Constituía la ciudad un vasto paralelogramo, dividido en cuadras, cada una de 150 varas.
Nuestras calles permanecieron por muchos años sin empedrado. Para aproximarnos al origen de éste, penetremos por un momento a la época colonial, aun cuando nuestro propósito sea que estos recuerdos daten del año 10 adelante.
Acúsase a los españoles, y creemos que con mucha razón, de haber mantenido por ignorancia o por una economía mal entendida, las calles de un pueblo de tanta importancia comercial, en tan pésimo estado, que algunas eran completamente intransitables, sin embargo de tener tan a mano el mejor material, la piedra, y los medios de conducirla a poca costa. -Cuéntase que se hacía creer al pueblo que el empedrado era obra de romanos.
Citaremos, sin embargo, como excepción honrosa al Virrey don Juan José Vértiz y Salcedo.
Algo más que a mediados del siglo pasado, por los años 1770 y tantos, a consecuencia de una lluvia, que continuó por muchos días, formáronse tan profundos pantanos, que se hizo necesario colocar centinelas en las cuadras de la calle de las Torres, (hoy Rivadavia), en las cercanías de la plaza principal, para evitar que se hundieran y se ahogaran los transeúntes, particularmente los de a caballo.
Tal debió ser todavía el estado de nuestras vías urbanas, cuando por medio del intendente don Francisco de Paula Sanz, se propuso el Virrey «limpiar esta ciudad de las inmundicias e incomodidades en que la había tenido hasta entonces «constituida el abandono y ninguna policía en sus calles, para que se respire un aire más puro y se remuevan de un todo las causas que casi anualmente hacen padecer varias epidemias que destruyen y aniquilan parte de su vecindario.»
Después de haber provisto al mejoramiento de las calles y veredas, quiso también el buen Virrey que los transeúntes que no podían hacerse acompañar con un negro y un farol, o cargar linterna, se librasen de malhechores y de malos pasos, estableciendo lo que se llamaba la iluminación, por medio de velas de sebo.
Dícese también que el Marqués de Loreto, siendo Virrey, cuando se inició el primer pensamiento respecto a empedrado, manifestó, entra otras razones, en contra del proyecto el peligro que corrían los edificios de desplomarse, por cuanto se moverían sus cimientos al pasar vehículos pesados sobre el empedrado y aun daba otra razón, de mucho peso, en su opinión, y era que se tendría que gastar en poner llantas a las carretas y herraduras a los caballos, que valdrían más, decía, que los mismos caballos.
Parece que su sucesor Arredondo no participó de esos temores, y que, auxiliado por una suscripción voluntaria, emprendió con asiduidad los trabajos en 1795. El sucesor de Arredondo continuó la obra.

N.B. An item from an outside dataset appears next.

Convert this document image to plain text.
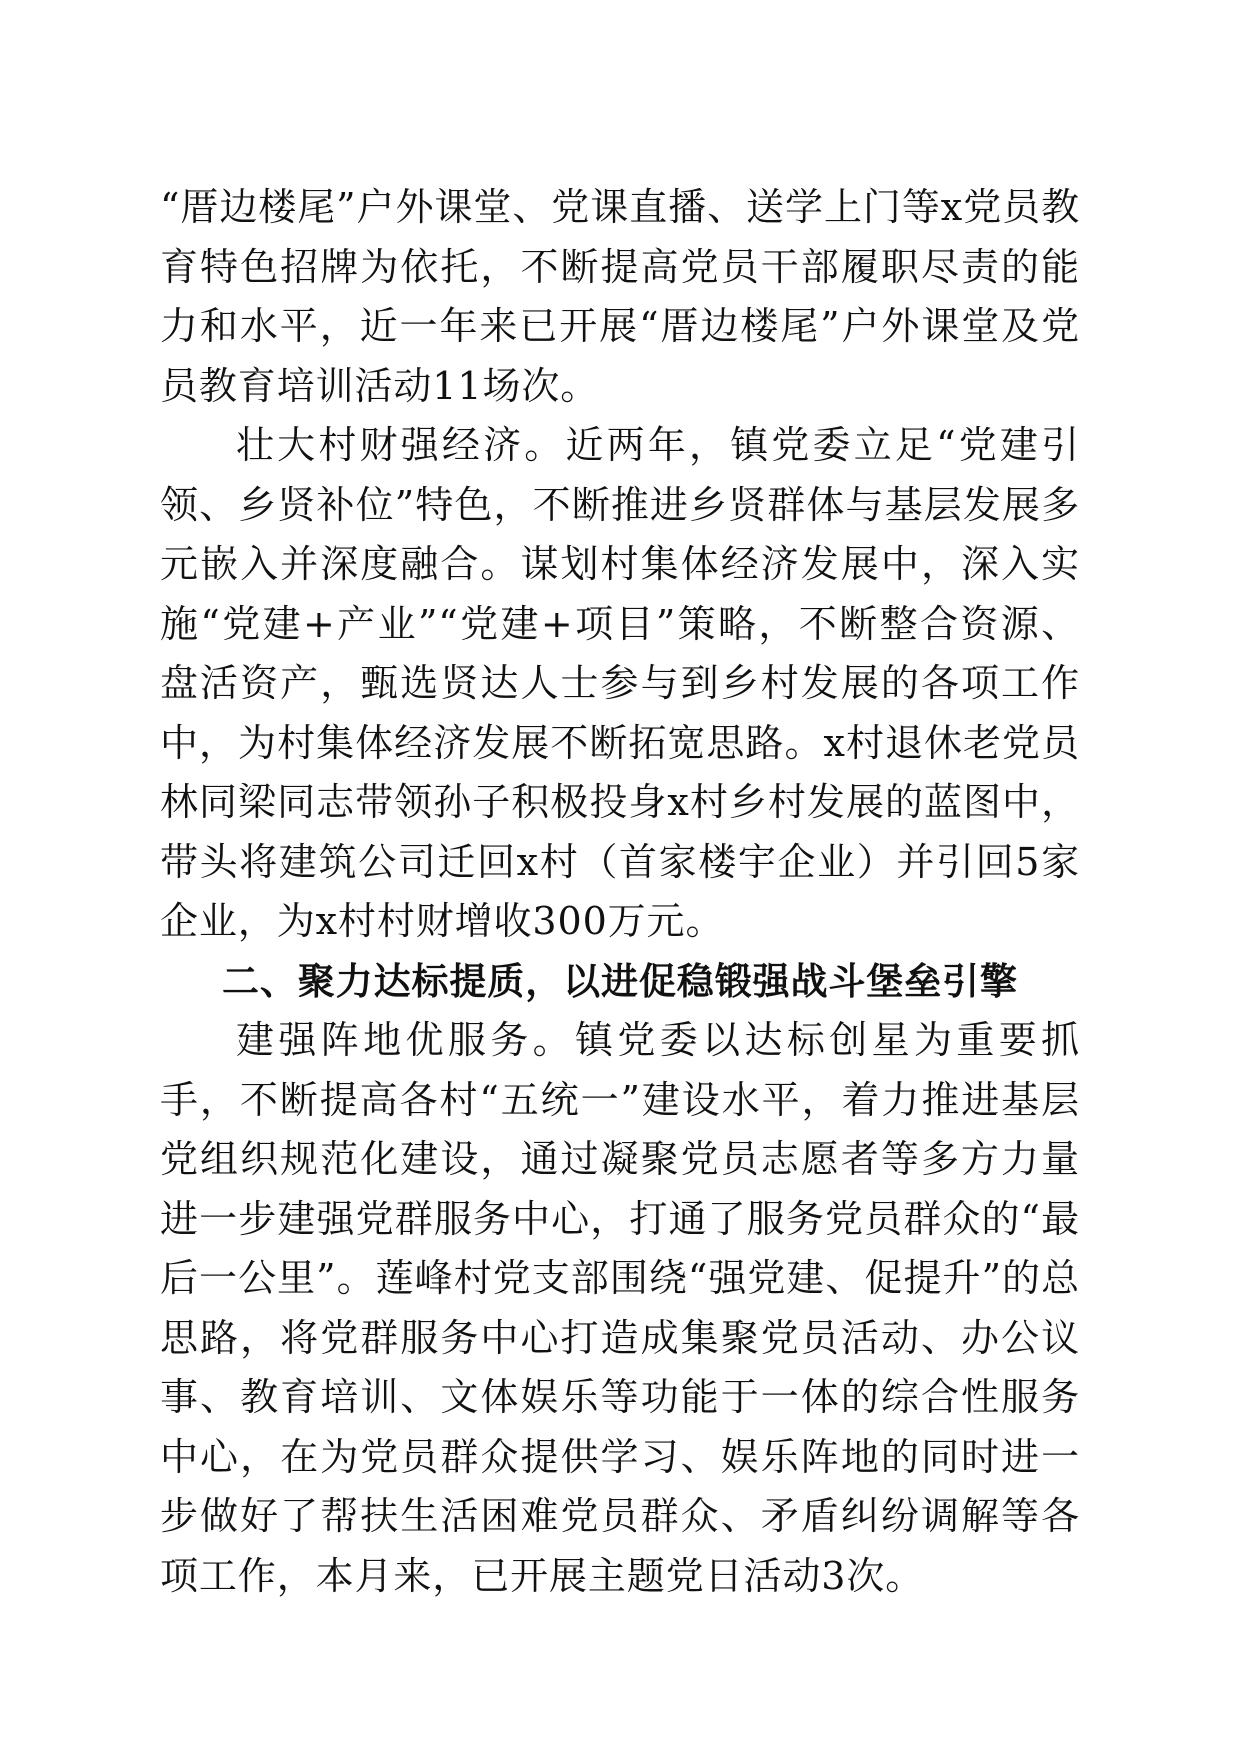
“厝边楼尾”户外课堂、党课直播、送学上门等x党员教育特色招牌为依托，不断提高党员干部履职尽责的能力和水平，近一年来已开展“厝边楼尾”户外课堂及党员教育培训活动11场次。

壮大村财强经济。近两年，镇党委立足“党建引领、乡贤补位”特色，不断推进乡贤群体与基层发展多元嵌入并深度融合。谋划村集体经济发展中，深入实施“党建+产业”“党建+项目”策略，不断整合资源、盘活资产，甄选贤达人士参与到乡村发展的各项工作中，为村集体经济发展不断拓宽思路。x村退休老党员林同梁同志带领孙子积极投身x村乡村发展的蓝图中，带头将建筑公司迁回x村（首家楼宇企业）并引回5家企业，为x村村财增收300万元。

二、聚力达标提质，以进促稳锻强战斗堡垒引擎

建强阵地优服务。镇党委以达标创星为重要抓手，不断提高各村“五统一”建设水平，着力推进基层党组织规范化建设，通过凝聚党员志愿者等多方力量进一步建强党群服务中心，打通了服务党员群众的“最后一公里”。莲峰村党支部围绕“强党建、促提升”的总思路，将党群服务中心打造成集聚党员活动、办公议事、教育培训、文体娱乐等功能于一体的综合性服务中心，在为党员群众提供学习、娱乐阵地的同时进一步做好了帮扶生活困难党员群众、矛盾纠纷调解等各项工作，本月来，已开展主题党日活动3次。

Poco o nada se hizo después hasta la época de Rivadavia, 1822-24; pero los empedrados siempre fueron malos.
Aun en la última fecha citada, antes de ella y por mucho tiempo después, la ciudad (confiados, sin duda, sus habitantes en la buena salud que en ella reinaba), era sucia; en invierno, por el barro, en verano, por el polvo. Sus calles jamás se barrían, salvo el barrido impuesto en cierto radio a los tenderos, que lo efectuaban los sábados, por medio de sus dependientes, y sólo se limpiaban de tiempo en tiempo por los copiosos aguaceros que las convertían en vastos mares, rebalsando las aguas los terceros, derramándose luego por las calles en raudal hacia el río de la Plata, arrastrando la corriente cuanto hallaba en su curso.